Skip to main content
Do you like Artifex? Give it a ⭐ star on GitHub!

text_anonymization()

Perform inference with a Text Anonymization model, on a single input string or a list of input strings. For each input string, this will return an anonymized version of the string, in which all Personally Identifiable Information (PII) have been replaced with a placeholder.

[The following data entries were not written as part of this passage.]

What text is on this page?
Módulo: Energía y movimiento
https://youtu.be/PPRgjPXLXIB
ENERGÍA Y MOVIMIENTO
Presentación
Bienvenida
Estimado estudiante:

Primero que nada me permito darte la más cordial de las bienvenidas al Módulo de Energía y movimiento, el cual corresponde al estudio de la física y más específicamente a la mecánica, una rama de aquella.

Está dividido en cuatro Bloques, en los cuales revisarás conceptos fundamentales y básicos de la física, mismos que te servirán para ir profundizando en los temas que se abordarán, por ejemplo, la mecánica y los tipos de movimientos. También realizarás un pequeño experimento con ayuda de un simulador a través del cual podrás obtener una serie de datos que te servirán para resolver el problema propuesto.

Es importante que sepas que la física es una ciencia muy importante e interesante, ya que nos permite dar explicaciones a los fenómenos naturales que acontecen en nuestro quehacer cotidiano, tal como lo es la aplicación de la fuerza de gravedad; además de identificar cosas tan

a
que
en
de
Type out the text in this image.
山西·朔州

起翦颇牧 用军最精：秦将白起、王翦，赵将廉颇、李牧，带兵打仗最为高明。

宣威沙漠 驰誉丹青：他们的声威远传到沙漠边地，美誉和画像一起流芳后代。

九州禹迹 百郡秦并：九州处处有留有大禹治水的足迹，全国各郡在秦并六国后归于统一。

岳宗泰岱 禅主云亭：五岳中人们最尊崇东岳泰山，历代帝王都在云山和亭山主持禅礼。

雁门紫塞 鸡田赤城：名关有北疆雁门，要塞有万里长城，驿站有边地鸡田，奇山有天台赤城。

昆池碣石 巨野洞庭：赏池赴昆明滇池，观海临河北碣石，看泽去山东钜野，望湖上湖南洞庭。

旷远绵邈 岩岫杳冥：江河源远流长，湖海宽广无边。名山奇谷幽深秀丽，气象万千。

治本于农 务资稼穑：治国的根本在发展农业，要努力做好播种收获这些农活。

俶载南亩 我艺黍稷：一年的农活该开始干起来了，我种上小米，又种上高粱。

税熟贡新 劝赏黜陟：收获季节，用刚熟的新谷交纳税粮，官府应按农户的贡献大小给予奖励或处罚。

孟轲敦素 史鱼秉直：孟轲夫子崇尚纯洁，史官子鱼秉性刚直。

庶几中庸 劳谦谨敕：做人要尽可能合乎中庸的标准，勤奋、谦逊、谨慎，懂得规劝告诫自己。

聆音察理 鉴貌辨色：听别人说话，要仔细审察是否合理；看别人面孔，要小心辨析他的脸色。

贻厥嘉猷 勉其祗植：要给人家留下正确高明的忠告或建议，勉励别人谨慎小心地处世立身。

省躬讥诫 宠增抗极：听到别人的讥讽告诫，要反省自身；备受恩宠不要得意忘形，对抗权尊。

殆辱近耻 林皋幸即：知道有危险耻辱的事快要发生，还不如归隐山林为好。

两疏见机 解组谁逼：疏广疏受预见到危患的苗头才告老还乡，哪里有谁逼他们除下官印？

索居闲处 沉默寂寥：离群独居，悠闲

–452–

If no model is loaded, the base Text Anonymization model tanaos/tanaos-text-anonymizer-v1 will be used by default. For more information on what Personal Identifiable Information (PII) the base Text Anonymization model is trained to extract, see the model's Hugging Face page.

Arguments


  • text
    str | list[str]

    A string or a list of strings to remove Personally Identifiable Information (PII) from. The model will return a version of the input text(s) in which all detected PII have been replaced with a placeholder.
  • entities_to_mask
    list[str]
    optional

    A list of entity types to mask in the input text(s). If not provided, all supported entity types will be masked. Supported entity types are "PERSON", "LOCATION", "DATE", "ADDRESS" and "PHONE_NUMBER".
  • mask_token
    str
    optional
    default: '[MASKED]'

    The placeholder string to use for masking detected PII. Default is "[MASKED]".

Response


A list[str], one per input text. Each string is a version of the corresponding input string in which all detected Personally Identifiable Information (PII) have been replaced with a placeholder.

from artifex import Artifex

ta = Artifex().text_anonymization

anonymized_text = ta("John Doe lives at 123 Main St, New York. His phone number is (555) 123-4567.")
print(anonymized_text)
["[MASKED] lives at [MASKED]. His phone number is [MASKED]."]